Campbell mostly speaks to the hero’s journey; I’ve read that the stages of the heroine’s journey are similar, but the circumstances are different.  The journey of a female hero

…does not involve swinging a big, phallic sword like a man (or Joan of Arc), nor defying patriarchal oppression. She does not run away from her evil father, pretend to be a man, or move off to an Amazonian commune. Her struggle is to find her own way at a time in her life when all her previous duties and roles are gone, when she doesn’t know who she is anymore, and is in a spiritual crisis.

Wow, that last sentence really resonates with me.  Let’s break down my current existential crisis:

  • Struggling to find a path that works for me (check)
  • At a time when my previous professional role is gone (check)
  • While feeling like I don’t know who I should be (check)
  • Spiritual crisis (well, I’m more of an agnostic, but sure, check)

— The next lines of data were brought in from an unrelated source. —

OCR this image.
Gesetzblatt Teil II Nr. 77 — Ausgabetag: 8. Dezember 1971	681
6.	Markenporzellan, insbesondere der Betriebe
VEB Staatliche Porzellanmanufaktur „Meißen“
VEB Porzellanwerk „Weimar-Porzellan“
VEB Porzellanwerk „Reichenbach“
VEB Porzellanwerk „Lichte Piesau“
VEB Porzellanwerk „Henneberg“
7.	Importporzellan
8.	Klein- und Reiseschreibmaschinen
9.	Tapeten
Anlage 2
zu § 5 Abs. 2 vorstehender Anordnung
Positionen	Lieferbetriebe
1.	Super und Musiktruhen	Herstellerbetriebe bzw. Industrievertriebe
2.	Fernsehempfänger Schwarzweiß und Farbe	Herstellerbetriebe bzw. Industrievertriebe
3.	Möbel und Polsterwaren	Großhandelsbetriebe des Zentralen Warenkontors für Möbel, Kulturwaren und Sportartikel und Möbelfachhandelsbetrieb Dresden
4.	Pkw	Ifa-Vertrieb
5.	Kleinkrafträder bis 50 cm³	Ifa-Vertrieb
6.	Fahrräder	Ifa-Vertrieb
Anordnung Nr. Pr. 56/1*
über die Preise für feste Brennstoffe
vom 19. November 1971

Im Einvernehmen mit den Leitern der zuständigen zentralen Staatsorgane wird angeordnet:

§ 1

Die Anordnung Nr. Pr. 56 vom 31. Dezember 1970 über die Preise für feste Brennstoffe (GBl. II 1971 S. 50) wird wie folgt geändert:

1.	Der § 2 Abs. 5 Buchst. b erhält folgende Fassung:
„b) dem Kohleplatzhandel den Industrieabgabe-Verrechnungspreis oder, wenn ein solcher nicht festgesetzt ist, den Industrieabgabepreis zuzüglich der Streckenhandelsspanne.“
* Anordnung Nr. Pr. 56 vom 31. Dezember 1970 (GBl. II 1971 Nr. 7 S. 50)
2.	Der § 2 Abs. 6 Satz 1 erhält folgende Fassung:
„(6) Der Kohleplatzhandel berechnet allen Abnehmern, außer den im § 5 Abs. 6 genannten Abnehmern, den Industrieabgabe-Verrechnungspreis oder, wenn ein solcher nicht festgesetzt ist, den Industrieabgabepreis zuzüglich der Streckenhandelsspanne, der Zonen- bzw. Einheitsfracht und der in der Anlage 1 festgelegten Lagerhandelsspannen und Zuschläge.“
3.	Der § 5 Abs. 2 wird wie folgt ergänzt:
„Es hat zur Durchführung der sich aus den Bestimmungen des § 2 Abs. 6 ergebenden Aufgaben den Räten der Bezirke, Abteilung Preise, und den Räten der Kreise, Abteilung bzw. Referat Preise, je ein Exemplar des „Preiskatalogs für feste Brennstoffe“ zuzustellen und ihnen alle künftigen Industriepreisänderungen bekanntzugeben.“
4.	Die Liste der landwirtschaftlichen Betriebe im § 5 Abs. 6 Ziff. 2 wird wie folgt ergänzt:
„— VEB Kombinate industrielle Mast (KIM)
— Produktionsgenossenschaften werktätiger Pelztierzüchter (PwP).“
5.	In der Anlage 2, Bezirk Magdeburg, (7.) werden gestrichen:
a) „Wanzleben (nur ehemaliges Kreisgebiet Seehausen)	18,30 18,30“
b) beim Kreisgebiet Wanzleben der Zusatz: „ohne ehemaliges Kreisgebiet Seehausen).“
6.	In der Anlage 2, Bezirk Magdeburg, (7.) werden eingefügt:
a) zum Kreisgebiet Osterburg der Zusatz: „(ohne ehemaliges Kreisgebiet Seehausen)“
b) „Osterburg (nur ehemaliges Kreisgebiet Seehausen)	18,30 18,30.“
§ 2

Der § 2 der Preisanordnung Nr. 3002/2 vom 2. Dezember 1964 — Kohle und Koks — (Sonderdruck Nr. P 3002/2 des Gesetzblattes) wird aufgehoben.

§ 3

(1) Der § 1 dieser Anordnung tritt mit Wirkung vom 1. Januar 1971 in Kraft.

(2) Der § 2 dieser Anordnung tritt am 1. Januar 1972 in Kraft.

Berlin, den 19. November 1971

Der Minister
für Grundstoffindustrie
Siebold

It has been suggested that the final return phase is also different for heroines.  Crossing the return threshold often involves a meeting with the heroine’s parents.  Coincidentally, my parents will probably be picking us up from the airport when we return in August.

Mr. HalfFull, perhaps I really am a heroine on a journey…

  • Where did you travel as a youthful backpacker?
  • Do you enjoy ancient mythology, fantasy, or science fiction genres?
  • Have you embarked on a hero or heroine’s journey?
  • Is Mr. HalfFull getting me swept up in his flair for the dramatic?
  • Can Nirvana be found at the bottom of a cup of coffee?
  • Is simply traveling enough, or does a framework of meaning add value?
  • Do you tend to follow your mind or your heart/spirit?

Ms. HalfEmpty is a 30-something introverted realist, perhaps a pessimist. But she’s trying to see the world half full on halfempty4now.com, which she started in February 2011. Her worldview may not be all bad, as it probably helps keep her husband, Mr. HalfFull, grounded and out of trouble!